January 08, 2013 | Dan Jones |
It is easy to understand AT&T Inc.'s desire to add to the durability and density of its 4G network when you consider the sheer number of smartphones and other devices that will be on the air in the coming years.

This Tuesday, AT&T said it sold more than 10 million smartphones in the fourth quarter, thanks to high demand for the iPhone and Android over the holiday period. This beats its previous record of 9.4 million smartphones in the same quarter in 2011.

AT&T executives, meanwhile, have been in Las Vegas talking about the need to densify the 4G LTE network in big cities like New York, Chicago and San Francisco over the coming years.

The operator has already laid out how it will do this as part of its plan to cover 300 million potential customers in the U.S. with LTE by the end of 2014. Additions to the network will include:

  • 10,000 new macrocell base stations

  • 40,000 LTE and HSPA+ small cells

  • 1,000 4G distributed antenna systems in stadiums and other high-traffic areas

AT&T already has the fastest 4G cities in the country, but my read is that this network effort is not merely about the need for speed.

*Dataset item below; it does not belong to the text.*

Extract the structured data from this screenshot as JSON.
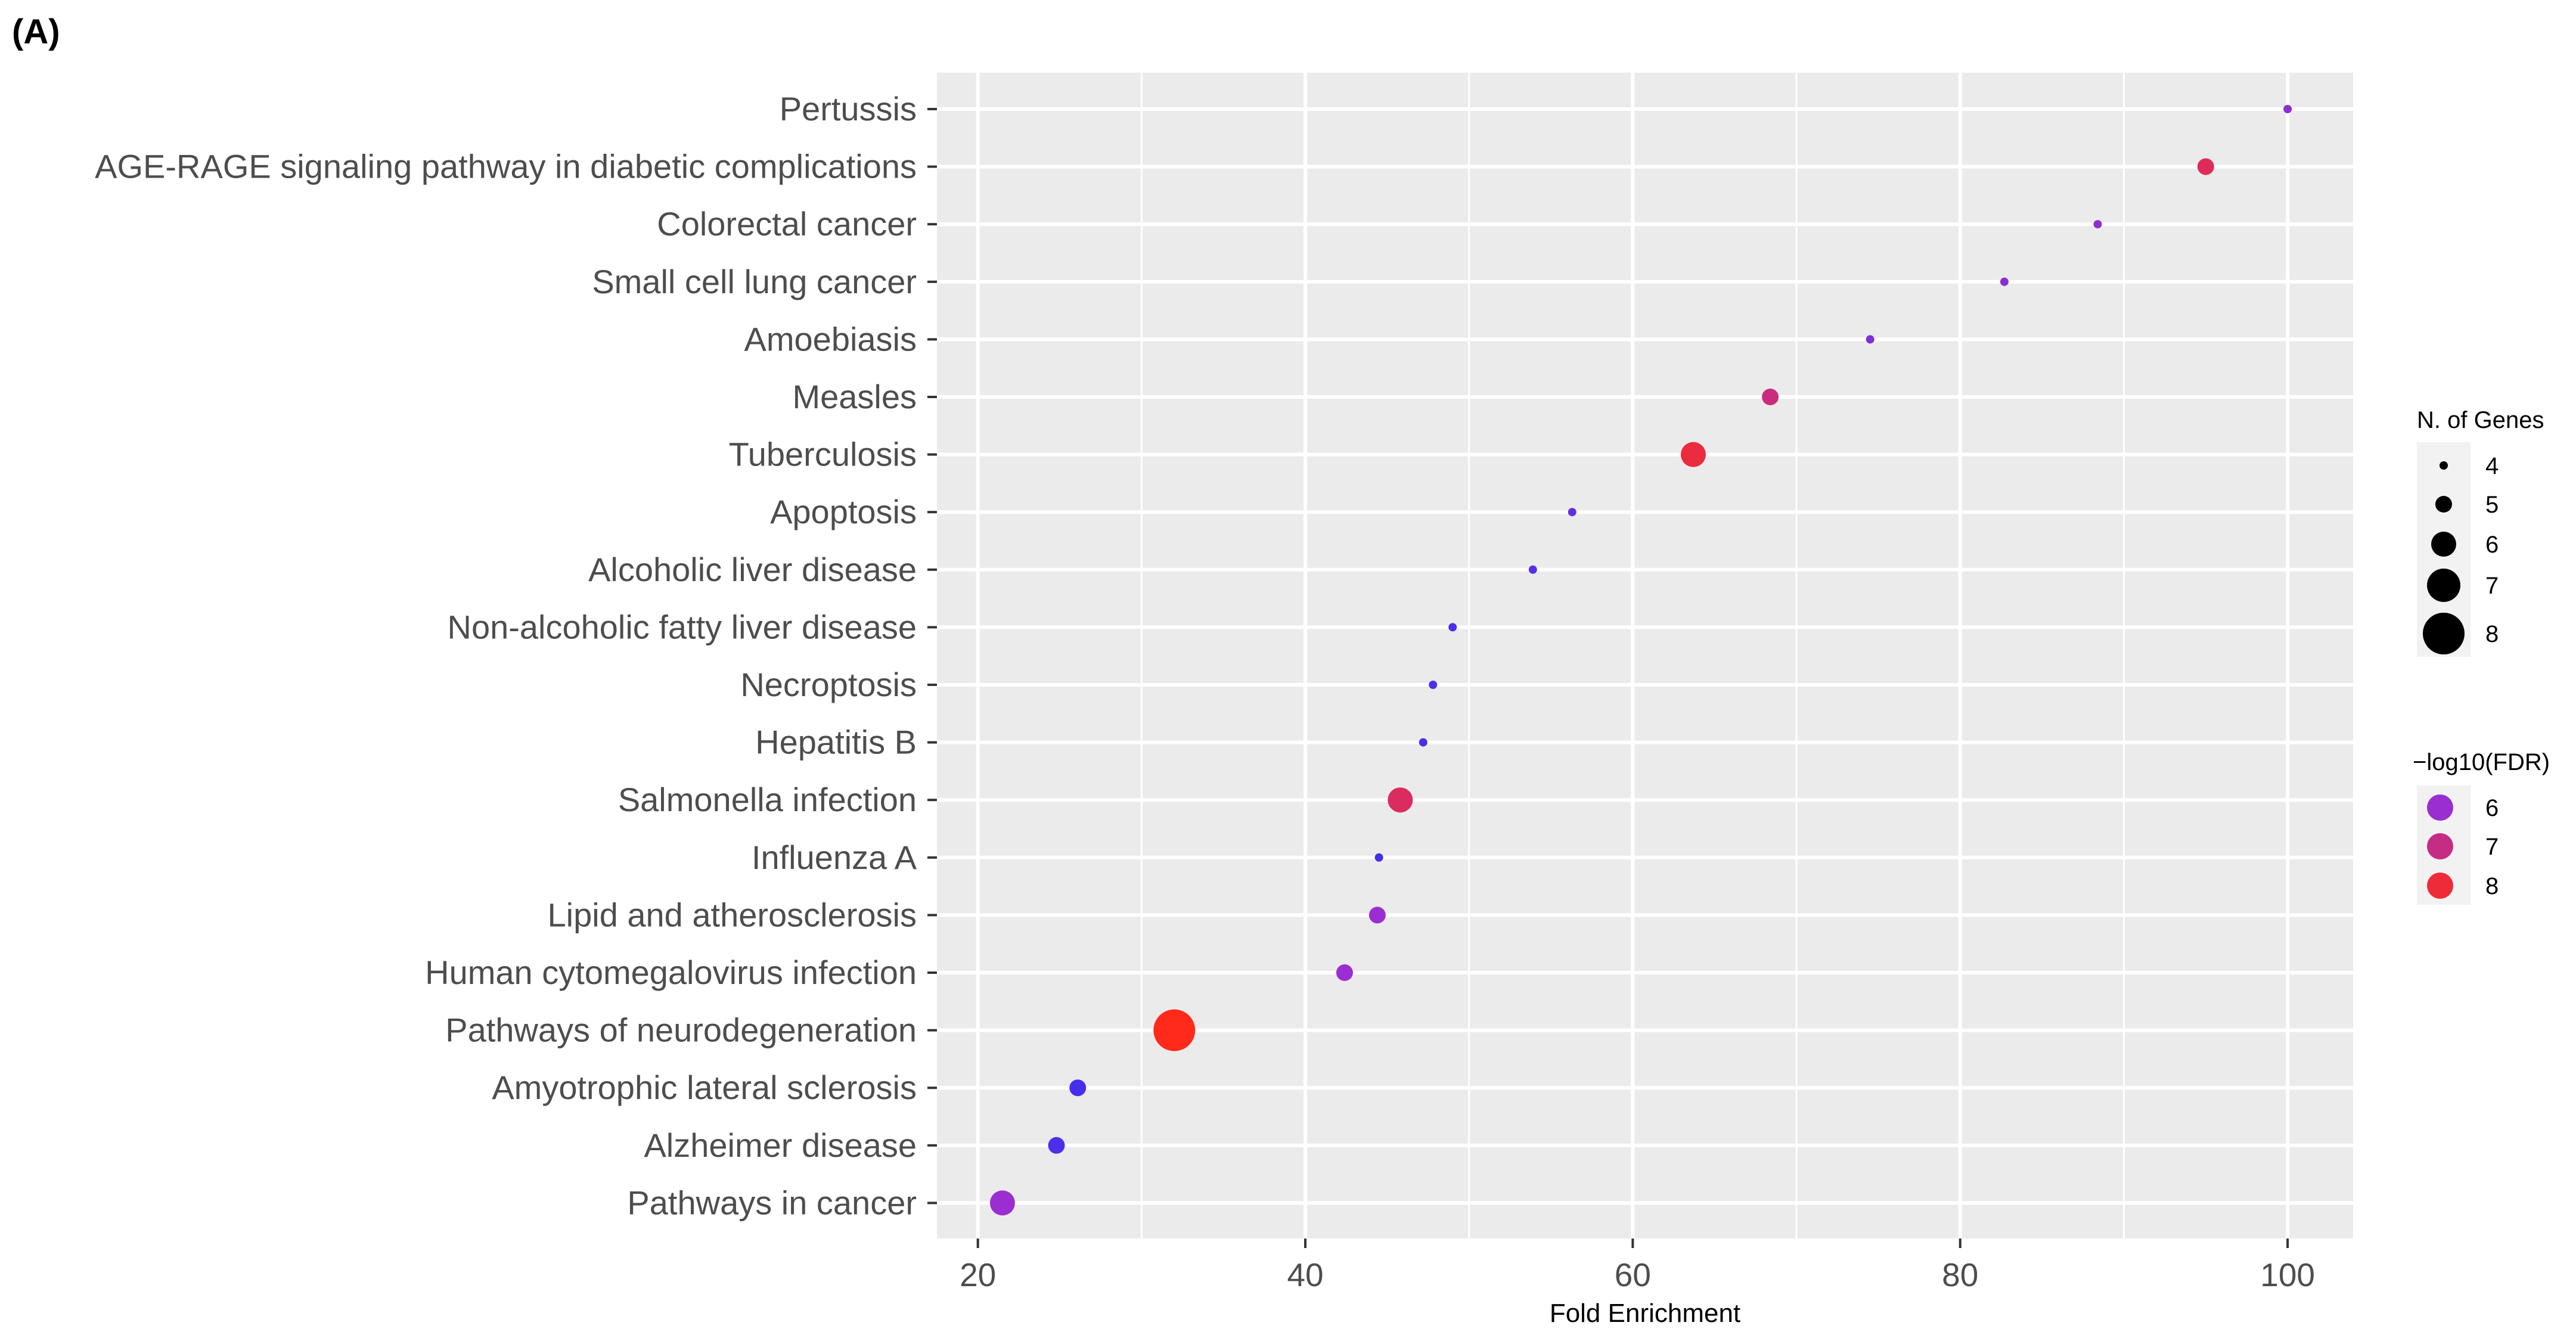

The way its subscriber base is moving to smartphones and shared plans that encourage users to add devices like tablets to their data plans suggests ever greater waves of IP traffic carried over the network in the future. Certainly, AT&T can try and control that with data caps, but the carrier also wants people to use more data because that's the future of its revenue stream.

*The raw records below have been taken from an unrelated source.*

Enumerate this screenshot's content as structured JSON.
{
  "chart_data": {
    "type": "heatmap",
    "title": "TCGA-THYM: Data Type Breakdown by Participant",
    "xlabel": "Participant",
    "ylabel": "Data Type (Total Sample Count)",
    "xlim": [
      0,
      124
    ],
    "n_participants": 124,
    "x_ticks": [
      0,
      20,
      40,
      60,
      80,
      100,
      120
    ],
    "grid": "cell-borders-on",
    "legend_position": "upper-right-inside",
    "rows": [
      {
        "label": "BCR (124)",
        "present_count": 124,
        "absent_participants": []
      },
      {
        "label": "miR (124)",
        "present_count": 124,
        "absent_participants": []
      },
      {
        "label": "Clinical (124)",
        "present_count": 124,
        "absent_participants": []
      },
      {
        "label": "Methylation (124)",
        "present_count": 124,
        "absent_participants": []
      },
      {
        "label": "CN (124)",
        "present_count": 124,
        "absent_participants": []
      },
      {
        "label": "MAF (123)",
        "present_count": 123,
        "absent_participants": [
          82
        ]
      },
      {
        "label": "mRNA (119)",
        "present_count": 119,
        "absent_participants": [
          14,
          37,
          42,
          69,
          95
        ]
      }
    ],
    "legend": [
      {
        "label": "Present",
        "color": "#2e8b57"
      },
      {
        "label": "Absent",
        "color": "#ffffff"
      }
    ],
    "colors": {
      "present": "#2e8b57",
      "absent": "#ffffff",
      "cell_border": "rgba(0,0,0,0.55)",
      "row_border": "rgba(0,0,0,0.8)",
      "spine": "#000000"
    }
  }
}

So adding 4G density in cities, where people are most likely to burn their way through massive amounts of data, makes good sense. Particularly for a carrier like AT&T that didn't adequately foresee what would happen when the iPhone arrived on its 3G network.

Will the drive for density be enough? It's hard to say, since we don't know how another device or multimedia app might once again change the rules for mobile network density.

Bulking up 4G in cities just seems like a good idea for AT&T whatever happens, though, given the services it is hoping to layer onto the 4G network.